Uma paralisação por mais de 30 minutos das operações nos aeroportos de Guarulhos, Congonhas e Viracopos, na manhã desta quinta-feira (9), em São Paulo, afetou mais de 8 mil passageiros.
O episódio ocorreu após a identificação de fumaça em prédio da FAB que levantou suspeita de incêndio no edifício do Departamento de Controle do Espaço Aéreo (Decea).
A interrupção não teve relação com falhas no sistema de controle aéreo, conforme esclareceu o presidente da Agência Nacional de Aviação Civil (Anac), Tiago Faierstein, à Folha de S. Paulo. Segundo ele, a medida foi adotada por precaução enquanto o Corpo de Bombeiros era acionado para verificar a situação.
“Não houve nenhuma pane, isso não é verdade. O que ocorreu é que apareceu uma fumaça em uma área do prédio do Decea e, por precaução e orientação até que o Corpo de Bombeiros chegasse, os funcionários foram orientados pelo Decea a deixar o prédio”, afirmou.
De acordo com Faierstein, não houve registro de feridos nem confirmação de danos em equipamentos operacionais. “Foi apenas uma ação de precaução e de segurança, que acabou levando a essa paralisação momentânea”, disse.
Fumaça em prédio da FAB impactou operações aéreas
A fumaça em prédio da FAB levou à suspensão das atividades entre 9h30 e 10h06, no horário de Brasília, período em que pousos e decolagens foram interrompidos nos principais aeroportos da região metropolitana de São Paulo.
As estimativas iniciais indicam que cerca de 8 mil passageiros foram impactados pela paralisação. Apesar da retomada das operações em pouco mais de meia hora, os reflexos no fluxo aéreo se estenderam ao longo do dia, com atrasos acumulados.

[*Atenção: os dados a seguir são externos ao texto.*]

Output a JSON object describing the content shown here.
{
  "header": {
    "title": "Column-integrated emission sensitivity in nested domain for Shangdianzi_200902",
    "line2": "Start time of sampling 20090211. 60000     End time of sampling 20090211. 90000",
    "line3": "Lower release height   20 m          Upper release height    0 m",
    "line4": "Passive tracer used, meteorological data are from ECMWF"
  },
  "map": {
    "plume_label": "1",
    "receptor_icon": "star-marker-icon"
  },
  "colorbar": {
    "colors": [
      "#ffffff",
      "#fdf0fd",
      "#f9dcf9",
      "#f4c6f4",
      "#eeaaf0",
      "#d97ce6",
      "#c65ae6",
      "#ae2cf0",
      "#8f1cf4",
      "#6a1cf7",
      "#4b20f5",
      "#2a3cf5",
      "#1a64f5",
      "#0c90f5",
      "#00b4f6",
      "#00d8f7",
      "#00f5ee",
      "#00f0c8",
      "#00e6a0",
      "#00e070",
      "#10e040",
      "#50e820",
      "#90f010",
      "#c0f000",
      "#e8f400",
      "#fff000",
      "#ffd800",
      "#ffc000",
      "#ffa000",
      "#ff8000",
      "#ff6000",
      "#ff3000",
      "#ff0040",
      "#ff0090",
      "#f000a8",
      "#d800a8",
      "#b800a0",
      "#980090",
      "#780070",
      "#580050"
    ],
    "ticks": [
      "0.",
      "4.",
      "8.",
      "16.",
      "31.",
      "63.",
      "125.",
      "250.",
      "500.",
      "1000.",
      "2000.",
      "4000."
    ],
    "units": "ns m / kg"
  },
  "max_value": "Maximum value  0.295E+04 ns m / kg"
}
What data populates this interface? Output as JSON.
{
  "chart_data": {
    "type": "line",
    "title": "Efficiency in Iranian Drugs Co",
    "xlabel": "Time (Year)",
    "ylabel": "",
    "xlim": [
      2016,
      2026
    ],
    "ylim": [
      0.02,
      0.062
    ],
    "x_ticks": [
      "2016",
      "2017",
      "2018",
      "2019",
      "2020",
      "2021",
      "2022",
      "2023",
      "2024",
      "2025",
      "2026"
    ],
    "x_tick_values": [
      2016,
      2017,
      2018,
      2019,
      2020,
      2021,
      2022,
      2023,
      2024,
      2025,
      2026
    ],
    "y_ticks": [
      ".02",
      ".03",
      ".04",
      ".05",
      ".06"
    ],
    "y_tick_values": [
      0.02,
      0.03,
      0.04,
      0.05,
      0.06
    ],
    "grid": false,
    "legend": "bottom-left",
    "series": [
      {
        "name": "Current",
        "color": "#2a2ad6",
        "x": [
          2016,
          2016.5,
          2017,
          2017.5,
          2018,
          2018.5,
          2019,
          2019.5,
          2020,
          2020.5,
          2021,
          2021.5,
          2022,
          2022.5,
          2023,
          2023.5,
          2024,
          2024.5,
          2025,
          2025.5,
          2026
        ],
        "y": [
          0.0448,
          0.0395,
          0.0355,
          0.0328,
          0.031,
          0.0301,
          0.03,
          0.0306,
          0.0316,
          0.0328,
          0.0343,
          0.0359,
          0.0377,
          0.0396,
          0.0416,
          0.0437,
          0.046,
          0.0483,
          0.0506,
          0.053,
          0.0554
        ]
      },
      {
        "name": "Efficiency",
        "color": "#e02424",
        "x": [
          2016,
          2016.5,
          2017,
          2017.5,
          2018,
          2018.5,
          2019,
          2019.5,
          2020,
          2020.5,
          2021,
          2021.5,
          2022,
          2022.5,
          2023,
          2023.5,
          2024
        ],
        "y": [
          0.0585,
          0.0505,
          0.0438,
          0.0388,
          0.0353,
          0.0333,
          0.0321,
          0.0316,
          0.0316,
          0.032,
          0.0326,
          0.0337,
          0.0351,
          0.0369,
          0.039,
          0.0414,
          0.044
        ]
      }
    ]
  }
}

O próprio Decea informou, por meio de nota, que houve uma interrupção temporária das operações por conta de um problema técnico operacional na região.
“Destaca-se, ainda, que as aeronaves foram devidamente sequenciadas, cumprindo rigorosamente todos os requisitos internacionais de segurança de voo e mantendo o fluxo operacional previsto para o aeródromo. A FAB informa, por fim, que as atividades já foram restabelecidas e o problema técnico será apurado pelo Decea”, afirmou o órgão.
Possível vazamento de gás é investigado
O ministro de Portos e Aeroportos, Tomé Franca, afirmou que há indícios de um possível vazamento de gás na torre militar, o que pode ter provocado a fumaça em prédio da FAB.
A causa exata do incidente ainda não foi confirmada pelas autoridades, que seguem investigando o ocorrido.
Diante do impacto na malha aérea, a Anac avalia medidas operacionais, como a ampliação do horário de funcionamento do Aeroporto de Congonhas, para reduzir os efeitos da paralisação e normalizar o fluxo de voos.
“Até o final do dia, toda malha deve estar funcionando normalmente. Ainda estamos estudando o impacto total. São cerca de 8.000 passageiros impactados, segundo os dados preliminares”, comentou Faierstein.